Bicylindre à plat, 1170 cm3, 125 ch à 7750 tr/min, 125 Nm à 6500 tr/min, 244 kilos avec les pleins, à partir de 16400 €

La grosse cylindrée la plus vendue au monde est toujours aussi homogène

C'est la rançon du succès : prise individuellement, la BMW R 1200 GS est la grosse cylindrée la plus vendue au monde. Revers de la médaille : l'été, en haut d'un col alpin, c'est parfois difficile de retrouver sa propre GS, garée parmi des hordes d'autres GS, avec des plaques allemandes, italiennes, espagnoles, autrichiennes... Bon, en même temps, c'est pas si facile non plus de retrouver sa propre GSX-R 1000 sur un parking des 24 Heures du Mans...

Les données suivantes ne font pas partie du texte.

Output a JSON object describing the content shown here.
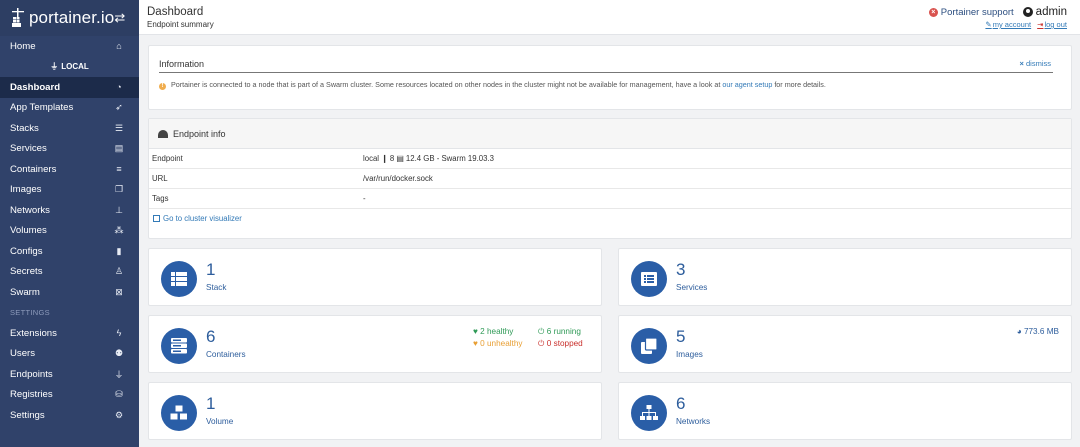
{
  "brand": {
    "name": "portainer.io"
  },
  "sidebar": {
    "home": "Home",
    "endpoint": "LOCAL",
    "items": [
      {
        "label": "Dashboard",
        "icon": "dashboard-icon"
      },
      {
        "label": "App Templates",
        "icon": "rocket-icon"
      },
      {
        "label": "Stacks",
        "icon": "list-icon"
      },
      {
        "label": "Services",
        "icon": "services-icon"
      },
      {
        "label": "Containers",
        "icon": "server-icon"
      },
      {
        "label": "Images",
        "icon": "clone-icon"
      },
      {
        "label": "Networks",
        "icon": "sitemap-icon"
      },
      {
        "label": "Volumes",
        "icon": "cubes-icon"
      },
      {
        "label": "Configs",
        "icon": "file-icon"
      },
      {
        "label": "Secrets",
        "icon": "user-secret-icon"
      },
      {
        "label": "Swarm",
        "icon": "object-group-icon"
      }
    ],
    "settings_section": "SETTINGS",
    "settings_items": [
      {
        "label": "Extensions",
        "icon": "bolt-icon"
      },
      {
        "label": "Users",
        "icon": "users-icon"
      },
      {
        "label": "Endpoints",
        "icon": "plug-icon"
      },
      {
        "label": "Registries",
        "icon": "database-icon"
      },
      {
        "label": "Settings",
        "icon": "cogs-icon"
      }
    ]
  },
  "header": {
    "title": "Dashboard",
    "subtitle": "Endpoint summary",
    "support": "Portainer support",
    "user": "admin",
    "my_account": "my account",
    "log_out": "log out"
  },
  "info": {
    "title": "Information",
    "dismiss": "dismiss",
    "text_before": "Portainer is connected to a node that is part of a Swarm cluster. Some resources located on other nodes in the cluster might not be available for management, have a look at",
    "link": "our agent setup",
    "text_after": "for more details."
  },
  "endpoint_info": {
    "title": "Endpoint info",
    "rows": [
      {
        "key": "Endpoint",
        "value": "local  ❙ 8  ▤ 12.4 GB - Swarm 19.03.3"
      },
      {
        "key": "URL",
        "value": "/var/run/docker.sock"
      },
      {
        "key": "Tags",
        "value": "-"
      }
    ],
    "visualizer_link": "Go to cluster visualizer"
  },
  "widgets": {
    "stacks": {
      "count": "1",
      "label": "Stack"
    },
    "services": {
      "count": "3",
      "label": "Services"
    },
    "containers": {
      "count": "6",
      "label": "Containers",
      "healthy": "2 healthy",
      "running": "6 running",
      "unhealthy": "0 unhealthy",
      "stopped": "0 stopped"
    },
    "images": {
      "count": "5",
      "label": "Images",
      "size": "773.6 MB"
    },
    "volumes": {
      "count": "1",
      "label": "Volume"
    },
    "networks": {
      "count": "6",
      "label": "Networks"
    }
  },
  "colors": {
    "sidebar_bg": "#30426a",
    "accent": "#2a5ea7",
    "link": "#337ab7",
    "healthy": "#2f9a57",
    "unhealthy": "#e89f34",
    "stopped": "#c9302c"
  }
}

La GS n'est pas qu'un succès : c'est aussi une migraine carabinée pour les autres constructeurs, qui peinent à exister sur ce segment, du moins, tant qu'ils essayent de la copier point pour point, tels Yamaha avec la XTZ 1200 Super Ténéré. Il faut donc s'éloigner du modèle si l'on veut percer un peu, faire plus puissant, plus sportif et plus routier (gamme Ducati Multistrada) ou moins puissant et moins cher, à condition de capitaliser sur une belle identité (Honda Africa Twin). Mais sinon, c'est dur.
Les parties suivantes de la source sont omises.